So I was trying to setup using pods as written in the ember-cli docs - by setting the podModulePrefix to ‘my-appname/pods’ . Turns out that generating a route for instance works nice - its put into the pods directory. But running the app does not include stuff from the pods directory. When I put everything on the app root it works. Over on github I found this discussion where pods directory will be removed totally, everything should be put under the app root directory (quite dumb , if you have lots of stuff… ). On the other hand I find threads in forums where it says: ‘yeh, putting stuff into pods directory just works fine’ … so… what should I now believe in? In the end its not working for me, its frustrating as always (working with ember now since a few months) to get stuff running ‘the right way’, whereas there is no right way because everything is changing and docs are old and also tutorials and so on…
Can I ask what you mean by “stuff”? I am using pods successfully and have set a podModulePrefix without issue, but perhaps I’m not using the type of object you are.
The one thing I did find is that in addons you just put “pods” as the podModulePrefix and in an application you use “/pods” where is the same as the modulePrefix you have set.
Sure, you can ask . Sorry for not being to specific…
ember-cli: 1.13.1 ember: 1.13.3 ember-data: 1.13.5
The environment.js (tried with frontend/pods and just /pods:
modulePrefix: 'frontend',
podModulePrefix: 'frontend/pods',
The directory structure:
app
app/adapters
app/helpers
app/models
app/pods
app/pods/index
app/pods/index/route.js
app/pods/index/template.hbs
app/pods/events
app/pods/events/index/route.js
app/pods/events/index/template.js
app/pods/events/edit/route.js
app/pods/events/edit/template.js
// and some more of that 'stuff'
Another thing to note is, that the resolver log does not give a hint, that he tries to lookup in the pods directory…
Supposedly it has worked for someone, somewhere, but podModulePrefix has never worked for me. There is a proposal to remove it entirely, and the smart money is on that going through at some point. If you have lots of stuff, you’ll either have lots of stuff in the pods directory or lots of stuff in the app directory. If you’re truly sticking with pods, /app won’t have much else in it. A much more sane approach to using pods is to add usePods: true
to the .ember-cli
file in the root directory. After that, all your generator commands will use pods.
I did add usePods and it works for the generators but not when the resolver is trying to put all the template stuff together… so usePods or --pods while generating is not really the problem…
Oh! That’s unusual. Can you post up a representative sample of your file tree?
Okay… I understood now, that I would not need folders like ‘adapters’ or ‘services’ etc anymore, so I don’t think the app-folder will be a total mess because I can put the current adapter into application/adapter.js and so on… So… finally I think that a pods folder and podModulePrefix is not needed really and I’m going to follow whats suggested … What I can say about working with ember is… it does not become boring
Bingo! That said, a caveat: Most Ember objects are plural, but models and model-specific-adapters are singular. This can lead to having pods like “posts” AND “post”, “comments”, AND “comment,” etc. For that reason, you’ll see people override usePods
by passing the --pod
flag* when you’re creating models or model-specific-adapters to keep them in the models folder.
* --pod
just inverts whatever the usePods
option is currently set to. So, if it’s true
, ember g model modelName --pod
will put the model in a non-pod structure
If you have “lots of stuff” it most likely means your app is structured poorly–it’s too “flat”. It you have “lots of stuff” then even if you create a pods directory it will still be too full of things. I switched away from pods and never looked back.
Models are obviously related to routes and pods, but in some sense they are orthogonal.
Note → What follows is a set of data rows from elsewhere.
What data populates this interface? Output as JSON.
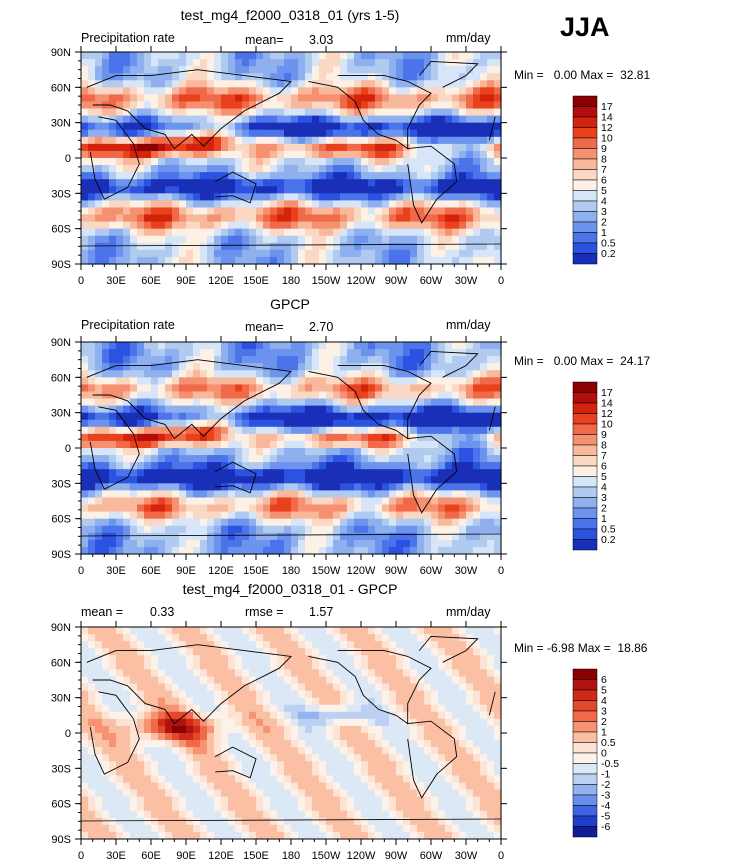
{
  "season": "JJA",
  "chart_data": [
    {
      "type": "heatmap",
      "title": "test_mg4_f2000_0318_01 (yrs 1-5)",
      "left_label": "Precipitation rate",
      "stat1_label": "mean=",
      "stat1_value": "3.03",
      "units": "mm/day",
      "min_label": "Min =",
      "min_value": "0.00",
      "max_label": "Max =",
      "max_value": "32.81",
      "lat_ticks": [
        "90N",
        "60N",
        "30N",
        "0",
        "30S",
        "60S",
        "90S"
      ],
      "lon_ticks": [
        "0",
        "30E",
        "60E",
        "90E",
        "120E",
        "150E",
        "180",
        "150W",
        "120W",
        "90W",
        "60W",
        "30W",
        "0"
      ],
      "legend_levels": [
        "17",
        "14",
        "12",
        "10",
        "9",
        "8",
        "7",
        "6",
        "5",
        "4",
        "3",
        "2",
        "1",
        "0.5",
        "0.2"
      ],
      "legend_colors": [
        "#8b0000",
        "#b30d0d",
        "#d4230c",
        "#e8411c",
        "#f06a4a",
        "#f59070",
        "#f8b89c",
        "#fbd8c4",
        "#fdf0e4",
        "#d6e6f8",
        "#b0caf0",
        "#8fb0ee",
        "#6c93ee",
        "#4b73ea",
        "#2b52e0",
        "#1a2fb8"
      ],
      "field": "model"
    },
    {
      "type": "heatmap",
      "title": "GPCP",
      "left_label": "Precipitation rate",
      "stat1_label": "mean=",
      "stat1_value": "2.70",
      "units": "mm/day",
      "min_label": "Min =",
      "min_value": "0.00",
      "max_label": "Max =",
      "max_value": "24.17",
      "lat_ticks": [
        "90N",
        "60N",
        "30N",
        "0",
        "30S",
        "60S",
        "90S"
      ],
      "lon_ticks": [
        "0",
        "30E",
        "60E",
        "90E",
        "120E",
        "150E",
        "180",
        "150W",
        "120W",
        "90W",
        "60W",
        "30W",
        "0"
      ],
      "legend_levels": [
        "17",
        "14",
        "12",
        "10",
        "9",
        "8",
        "7",
        "6",
        "5",
        "4",
        "3",
        "2",
        "1",
        "0.5",
        "0.2"
      ],
      "legend_colors": [
        "#8b0000",
        "#b30d0d",
        "#d4230c",
        "#e8411c",
        "#f06a4a",
        "#f59070",
        "#f8b89c",
        "#fbd8c4",
        "#fdf0e4",
        "#d6e6f8",
        "#b0caf0",
        "#8fb0ee",
        "#6c93ee",
        "#4b73ea",
        "#2b52e0",
        "#1a2fb8"
      ],
      "field": "obs"
    },
    {
      "type": "heatmap",
      "title": "test_mg4_f2000_0318_01 - GPCP",
      "stat1_label": "mean =",
      "stat1_value": "0.33",
      "stat2_label": "rmse =",
      "stat2_value": "1.57",
      "units": "mm/day",
      "min_label": "Min =",
      "min_value": "-6.98",
      "max_label": "Max =",
      "max_value": "18.86",
      "lat_ticks": [
        "90N",
        "60N",
        "30N",
        "0",
        "30S",
        "60S",
        "90S"
      ],
      "lon_ticks": [
        "0",
        "30E",
        "60E",
        "90E",
        "120E",
        "150E",
        "180",
        "150W",
        "120W",
        "90W",
        "60W",
        "30W",
        "0"
      ],
      "legend_levels": [
        "6",
        "5",
        "4",
        "3",
        "2",
        "1",
        "0.5",
        "0",
        "-0.5",
        "-1",
        "-2",
        "-3",
        "-4",
        "-5",
        "-6"
      ],
      "legend_colors": [
        "#8b0000",
        "#b11212",
        "#cf2a16",
        "#e4482a",
        "#f06a4a",
        "#f69372",
        "#fbbfa4",
        "#fde3d4",
        "#fdf2ea",
        "#dde8f6",
        "#bcd0f2",
        "#93b2ee",
        "#6a8fea",
        "#3f64e4",
        "#1f3fc8",
        "#101d98"
      ],
      "field": "diff"
    }
  ]
}
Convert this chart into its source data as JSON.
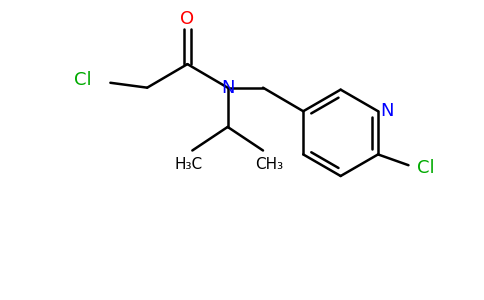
{
  "background_color": "#ffffff",
  "atom_colors": {
    "C": "#000000",
    "N": "#0000ff",
    "O": "#ff0000",
    "Cl": "#00aa00"
  },
  "bond_color": "#000000",
  "bond_width": 1.8,
  "figsize": [
    4.84,
    3.0
  ],
  "dpi": 100
}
There might be models with no routeable logic, and there might be multiple pieces of routeable logic related to one model. Therefore, aside from the pluralization issue, it makes sense to me to keep models in a separate models directory. Having said that, in my node app, I have chosen to include models in the same directory with routes and controllers, and I use singular form for everything, which works just fine.
My take on pods is it is perfect for use with hierarchical types of classes. Router, controllers, templates, and sometimes components can all be represented as such easily.
Pods is definitely something worthy in organizing files. Am okay with the file structure and I just make my routes.js file reveal the structure of my app.